By Mary Sibierski Jun 30, 2006, 4:00 GMT
Warsaw - It was synonymous with the sooty, grey gloom of communist Poland, but 17 years after the regime's collapse, the coal industry is revitalized and in the pink with capitalist vigour.
Poland's estimated 150-year reserves of comparatively clean- burning, hard, black coal set a solid foundation for energy security in the European Union newcomer amid anxiety over the reliability of energy supplies from Russia, energy experts point out.
A massive cash injection of more than one billion dollars into Poland's once-bloated coal sector has played a crucial role in streamlining and priming it for profit.
'We've sponsored the government's restructuring drive aimed at making the coal sector work on market principles,' World Bank official Roman Palac told Deutsche Presse-Agentur dpa.
Poland, in fact, is a European leader in modernization and restructuring that are key to the future of the coal industry, which produces 40.1 per cent of the world's electricity, according to the World Coal Institute's 2003 figures.
Since 1988, the World Bank-sponsored 'Coal Mine Closure Project' has loaned the Polish government a total of 700 million dollars, including 600 million dollars for 'social mitigation' - mainly cash pay-offs for redundant miners - while the remaining funds were used for mine closures.
In addition, the Polish government has pumped about 600 million dollars into restructuring programmes to stop it draining public coffers.
At present, the right-wing Law and Justice (PiS) government of Prime Minister Kazimierz Marcinkiewicz is formulating plans for further reform, aimed at defining coal's role in Poland's long-term energy strategy, a Treasury Ministry spokesperson confirmed.
Under communism, the country's nearly-half-million coal workers were regarded as the heroic, creme de la creme of the proletarian class, and thus received generous benefits.
However, since the 1989 collapse of communism, some 50 mines have been shut, leaving around 120,000 miners and surface employees working in 30 mines. Some 20,000 more jobs need to be cut in order to meet profit targets.
Professor Andrzej Barczak of the Katowice Economic Academy says it is 'vital' to complete reforms and build up market mechanisms.
'We can't leave this road,' he says. 'Now the sector once seen as excess ballast is looking like a really solid foundation for Poland's energy strategy.'
'Now we're speaking of coal as a fuel of the future, not as a dirty, polluting old ball and chain,' agrees Zbigniew Madej, spokesman for Kompania Weglowa. With some 70,000 workers operating 17 mines and an annual output of more than 52 million tons, it is the European Union's largest coal conglomerate.

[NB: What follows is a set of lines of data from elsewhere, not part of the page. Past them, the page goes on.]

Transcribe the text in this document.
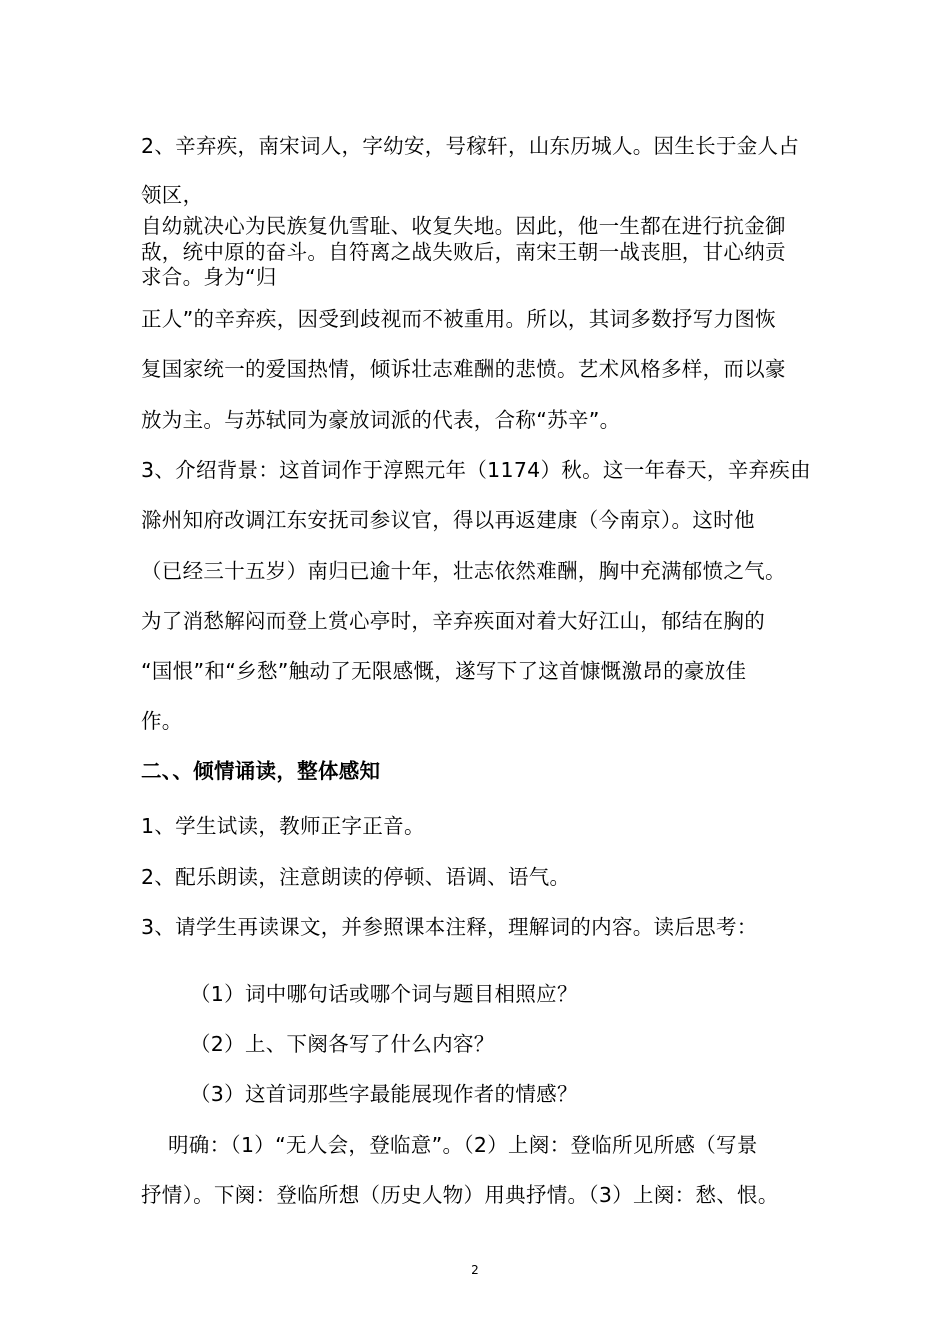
2、辛弃疾，南宋词人，字幼安，号稼轩，山东历城人。因生长于金人占
领区，
自幼就决心为民族复仇雪耻、收复失地。因此，他一生都在进行抗金御
敌，统中原的奋斗。自符离之战失败后，南宋王朝一战丧胆，甘心纳贡
求合。身为“归
正人”的辛弃疾，因受到歧视而不被重用。所以，其词多数抒写力图恢
复国家统一的爱国热情，倾诉壮志难酬的悲愤。艺术风格多样，而以豪
放为主。与苏轼同为豪放词派的代表，合称“苏辛”。
3、介绍背景：这首词作于淳熙元年（1174）秋。这一年春天，辛弃疾由
滁州知府改调江东安抚司参议官，得以再返建康（今南京）。这时他
（已经三十五岁）南归已逾十年，壮志依然难酬，胸中充满郁愤之气。
为了消愁解闷而登上赏心亭时，辛弃疾面对着大好江山，郁结在胸的
“国恨”和“乡愁”触动了无限感慨，遂写下了这首慷慨激昂的豪放佳
作。
二、、倾情诵读，整体感知
1、学生试读，教师正字正音。
2、配乐朗读，注意朗读的停顿、语调、语气。
3、请学生再读课文，并参照课本注释，理解词的内容。读后思考：
（1）词中哪句话或哪个词与题目相照应？
（2）上、下阕各写了什么内容？
（3）这首词那些字最能展现作者的情感？
明确：（1）“无人会，登临意”。（2）上阕：登临所见所感（写景
抒情）。下阕：登临所想（历史人物）用典抒情。（3）上阕：愁、恨。
2
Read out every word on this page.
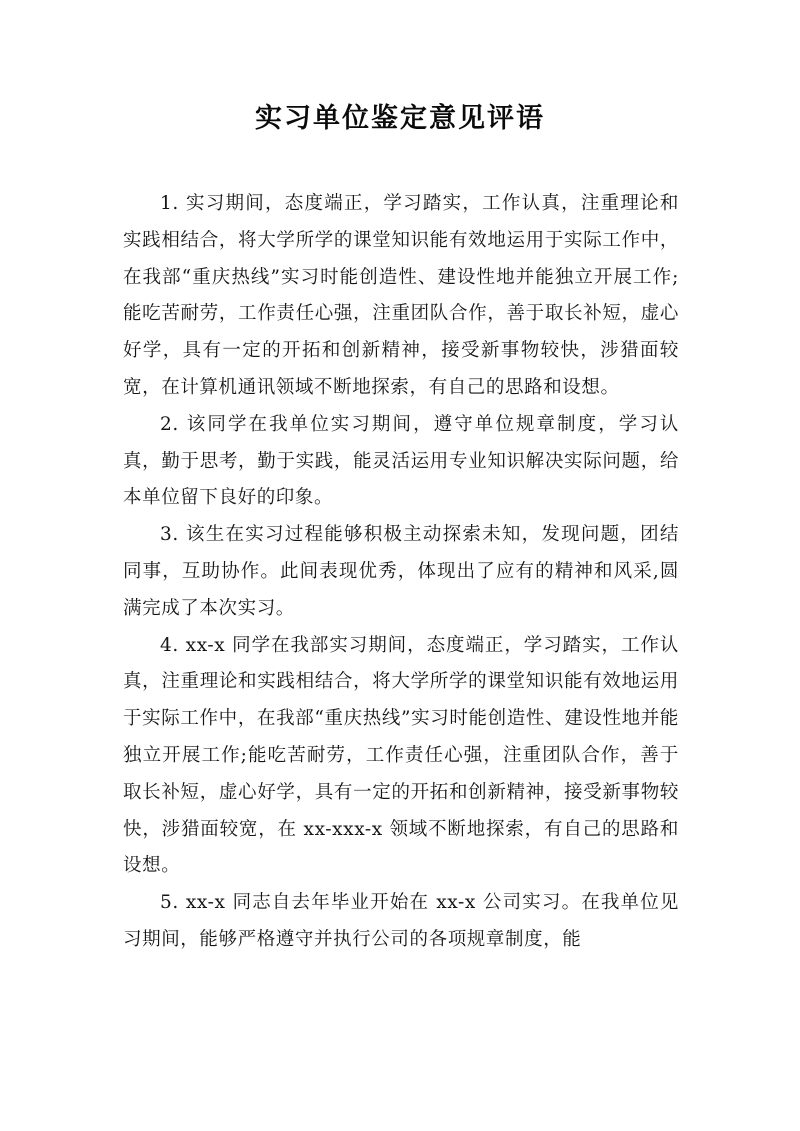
实习单位鉴定意见评语

1. 实习期间，态度端正，学习踏实，工作认真，注重理论和实践相结合，将大学所学的课堂知识能有效地运用于实际工作中，在我部“重庆热线”实习时能创造性、建设性地并能独立开展工作;能吃苦耐劳，工作责任心强，注重团队合作，善于取长补短，虚心好学，具有一定的开拓和创新精神，接受新事物较快，涉猎面较宽，在计算机通讯领域不断地探索，有自己的思路和设想。

2. 该同学在我单位实习期间，遵守单位规章制度，学习认真，勤于思考，勤于实践，能灵活运用专业知识解决实际问题，给本单位留下良好的印象。

3. 该生在实习过程能够积极主动探索未知，发现问题，团结同事，互助协作。此间表现优秀，体现出了应有的精神和风采,圆满完成了本次实习。

4. xx-x 同学在我部实习期间，态度端正，学习踏实，工作认真，注重理论和实践相结合，将大学所学的课堂知识能有效地运用于实际工作中，在我部“重庆热线”实习时能创造性、建设性地并能独立开展工作;能吃苦耐劳，工作责任心强，注重团队合作，善于取长补短，虚心好学，具有一定的开拓和创新精神，接受新事物较快，涉猎面较宽，在 xx-xxx-x 领域不断地探索，有自己的思路和设想。

5. xx-x 同志自去年毕业开始在 xx-x 公司实习。在我单位见习期间，能够严格遵守并执行公司的各项规章制度，能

Based in southern Poland's Katowice coal basin, Kompania is fully owned by the Polish State Treasury and has been turning a neat profit in recent years.
With a quarter of its production destined for market in Germany, Scandinavia and Austria and a booming coal market, it earned nearly 140 million dollars profit in 2004. This year's profit forecast has been scaled back to some 30 million dollars, but Madej is convinced the future is bright.
Active mines in Poland have a 60-year or 5-billion-ton supply of black coal - but Poland, as Europe's leading producer of what the Poles call 'black gold' has an estimated total reserve of 150 years when untapped veins are counted, coal industry experts say.
'Poland can be the reservoir for the European Union's energy security,' Madej told Deutsche Presse-Agentur dpa. 'It's quite obvious we are a much more stable country than the majority of oil- producing states, not to mention there's also only 40-60 year's worth of crude oils left world-wide.'
Estimates of the world's remaining accessible crude oil range from 1 trillion barrels according to OPEC to 2 trillion barrels by international oil giants like ExxonMobil, but world experts expect oil production to peak - or level off, then drop - by the mid-century at the latest due to physical limitations on extraction.
With Poland relying on coal-fired plants for about 91 per cent of its electricity, the domestic supply is more than secure for the next century.
As more coal-fired generators are fitted with modern carbon emission controls, coal-generated electricity also poses less of an environmental threat than potentially lethal nuclear power generators, its advocates say.
Kompania Weglowa is also optimistic that plans in Germany to build 8 new coal-fired generators by 2011 could also provide new markets for cleaner-burning Polish black coal, Madej adds.
The EU-sponsored 'Clean Technology Clusters' project in Katowice is just beginning to study new technologies aimed at tapping into the country's abundant veins of black gold to produce natural gas or petroleum in the not so distant future when crude oil will be a thing of the past.